The Telegraph reports this morning on a series of guidance packs produced for schools by Stonewall, the trans lobby group. Our spokeswoman Tanya Carter explains why Safe Schools Alliance are very concerned about the safeguarding aspects of these.

Stonewall’s guides inform schools that there should be no single-sex toilets, and that boys and girls should be able to compete against each other in sport.

As is often the case with Stonewall resources, useful suggestions for ways to challenge stereotypes are mixed in with advice which is ideologically driven and contravenes safeguarding requirements. Many people would agree that making children line up boy-girl is divisive, and can make girls responsible for boys’ behaviour. Equally, phrases like “man up” are sexist and put undue pressure on boys to avoid showing emotion.

However Stonewall moves beyond treating boys and girls equally to pretending that there are no physical differences between them. The inevitable outcome of mixed-sex sport will be that girls will do worse, lose confidence, and very possibly get injured. Girls’ participation in sport already falls off dramatically when they enter secondary school. Forcing them to compete against boys who have all the physical benefits of male puberty is not the way to address this.

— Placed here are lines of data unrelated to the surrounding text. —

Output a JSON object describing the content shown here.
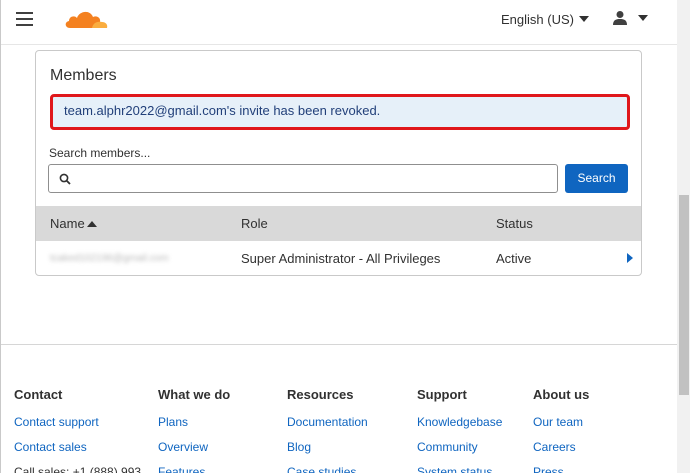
{
  "header": {
    "language": "English (US)",
    "menu_icon": "hamburger-menu-icon",
    "logo_icon": "cloudflare-cloud-logo",
    "user_icon": "user-icon",
    "brand_color": "#f48120"
  },
  "members": {
    "title": "Members",
    "alert_text": "team.alphr2022@gmail.com's invite has been revoked.",
    "search_label": "Search members...",
    "search_value": "",
    "search_button": "Search",
    "columns": [
      "Name",
      "Role",
      "Status"
    ],
    "rows": [
      {
        "name": "tcaked102196@gmail.com",
        "role": "Super Administrator - All Privileges",
        "status": "Active"
      }
    ]
  },
  "footer": {
    "columns": [
      {
        "title": "Contact",
        "links": [
          "Contact support",
          "Contact sales"
        ],
        "text": "Call sales: +1 (888) 993"
      },
      {
        "title": "What we do",
        "links": [
          "Plans",
          "Overview",
          "Features"
        ]
      },
      {
        "title": "Resources",
        "links": [
          "Documentation",
          "Blog",
          "Case studies"
        ]
      },
      {
        "title": "Support",
        "links": [
          "Knowledgebase",
          "Community",
          "System status"
        ]
      },
      {
        "title": "About us",
        "links": [
          "Our team",
          "Careers",
          "Press"
        ]
      }
    ]
  },
  "colors": {
    "accent": "#0f65c0",
    "alert_bg": "#e6f0f9",
    "alert_border": "#e0171b",
    "table_header_bg": "#d9d9d9"
  }
}
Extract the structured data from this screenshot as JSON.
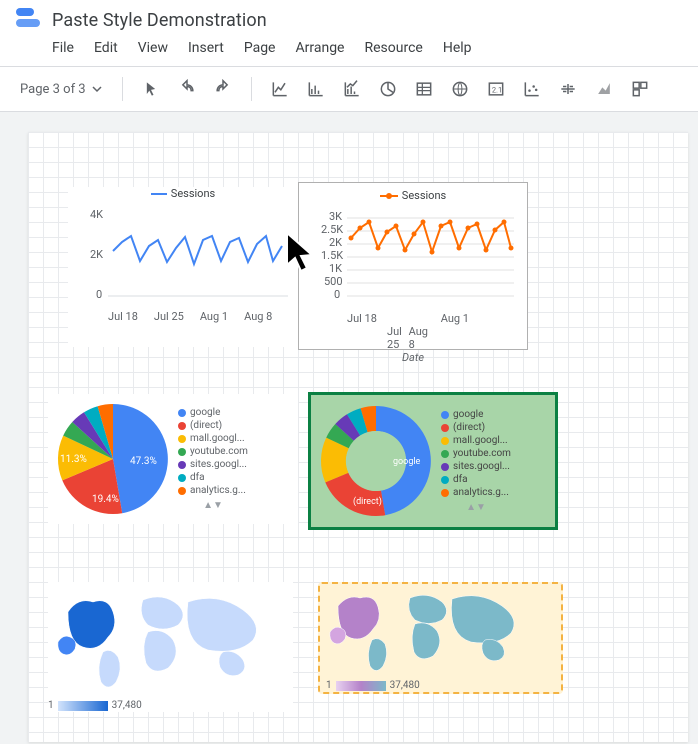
{
  "header": {
    "title": "Paste Style Demonstration",
    "menu": [
      "File",
      "Edit",
      "View",
      "Insert",
      "Page",
      "Arrange",
      "Resource",
      "Help"
    ]
  },
  "toolbar": {
    "page_indicator": "Page 3 of 3"
  },
  "chart_data": [
    {
      "id": "lc1",
      "type": "line",
      "title": "",
      "series": [
        {
          "name": "Sessions",
          "color": "#4285f4"
        }
      ],
      "x": [
        "Jul 18",
        "Jul 25",
        "Aug 1",
        "Aug 8"
      ],
      "values": [
        2300,
        2800,
        3000,
        2100,
        2700,
        2900,
        2050,
        2600,
        2950,
        2000,
        2900,
        3000,
        2100,
        2800,
        2950,
        2050
      ],
      "ylim": [
        0,
        4000
      ],
      "yticks": [
        "0",
        "2K",
        "4K"
      ]
    },
    {
      "id": "lc2",
      "type": "line",
      "title": "",
      "xlabel": "Date",
      "series": [
        {
          "name": "Sessions",
          "color": "#ff6d00"
        }
      ],
      "x": [
        "Jul 18",
        "Jul 25",
        "Aug 1",
        "Aug 8"
      ],
      "values": [
        2300,
        2800,
        3000,
        2100,
        2700,
        2900,
        2050,
        2600,
        2950,
        2000,
        2900,
        3000,
        2100,
        2800,
        2950,
        2050
      ],
      "ylim": [
        0,
        3000
      ],
      "yticks": [
        "0",
        "500",
        "1K",
        "1.5K",
        "2K",
        "2.5K",
        "3K"
      ]
    },
    {
      "id": "pie1",
      "type": "pie",
      "slices": [
        {
          "label": "google",
          "value": 47.3,
          "color": "#4285f4",
          "show_label": "47.3%"
        },
        {
          "label": "(direct)",
          "value": 19.4,
          "color": "#ea4335",
          "show_label": "19.4%"
        },
        {
          "label": "mall.googl...",
          "value": 11.3,
          "color": "#fbbc04",
          "show_label": "11.3%"
        },
        {
          "label": "youtube.com",
          "value": 4,
          "color": "#34a853"
        },
        {
          "label": "sites.googl...",
          "value": 4,
          "color": "#673ab7"
        },
        {
          "label": "dfa",
          "value": 3,
          "color": "#00acc1"
        },
        {
          "label": "analytics.g...",
          "value": 3,
          "color": "#ff6d00"
        }
      ]
    },
    {
      "id": "pie2",
      "type": "pie",
      "donut": true,
      "slices": [
        {
          "label": "google",
          "value": 47.3,
          "color": "#4285f4",
          "show_label": "google"
        },
        {
          "label": "(direct)",
          "value": 19.4,
          "color": "#ea4335",
          "show_label": "(direct)"
        },
        {
          "label": "mall.googl...",
          "value": 11.3,
          "color": "#fbbc04"
        },
        {
          "label": "youtube.com",
          "value": 4,
          "color": "#34a853"
        },
        {
          "label": "sites.googl...",
          "value": 4,
          "color": "#673ab7"
        },
        {
          "label": "dfa",
          "value": 3,
          "color": "#00acc1"
        },
        {
          "label": "analytics.g...",
          "value": 3,
          "color": "#ff6d00"
        }
      ]
    },
    {
      "id": "map1",
      "type": "choropleth",
      "range": {
        "min": "1",
        "max": "37,480"
      },
      "palette": [
        "#d2e3fc",
        "#1967d2"
      ]
    },
    {
      "id": "map2",
      "type": "choropleth",
      "range": {
        "min": "1",
        "max": "37,480"
      },
      "palette": [
        "#e8d1f0",
        "#7cb9c9"
      ]
    }
  ]
}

The guides also advise schools that they must allow trans pupils access to the changing rooms, toilets and overnight accommodation that they feel most comfortable in. This is incorrect, as explained in our factsheet on Single-sex Toilets and Changing Facilities. It ignores the safety, privacy and comfort of the other students involved and is likely to leave schools open to challenge. It is very alarming that despite the many recent reports of sexual harassment of girls in schools, organisations such as Stonewall are still pushing an agenda which takes away girls’ rights to single-sex spaces.

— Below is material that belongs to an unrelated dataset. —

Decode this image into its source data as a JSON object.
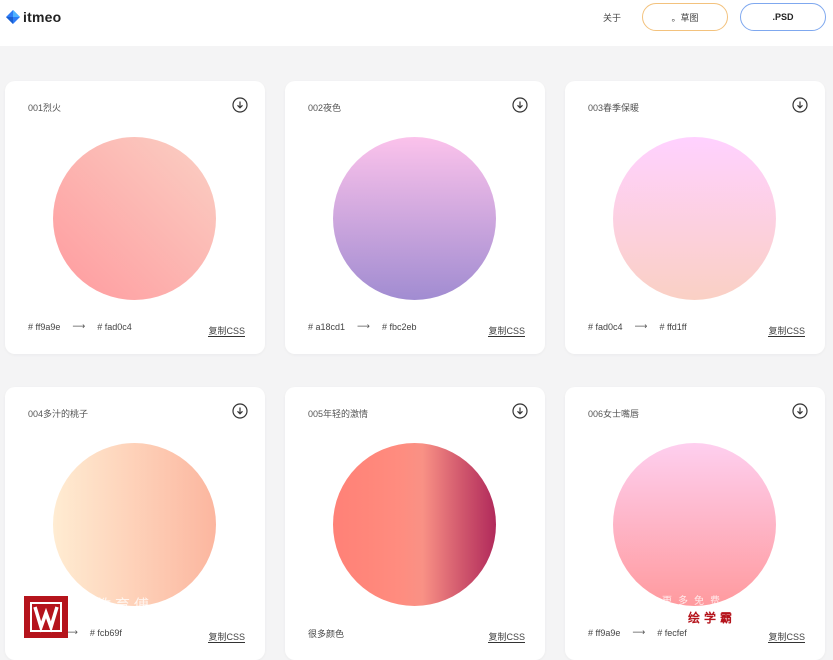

Secondary schools choosing to pay £800 pa to Stonewall for advice like that would do better to invest in some good quality training to support teachers in delivering the PSHE curriculum. Ofsted’s recent Review of Sexual Abuse in Schools and Colleges found that “some of the main weaknesses in the delivery of RSHE were linked to the lack of subject knowledge that teachers had on topics like consent, healthy relationships and sharing of sexual images”.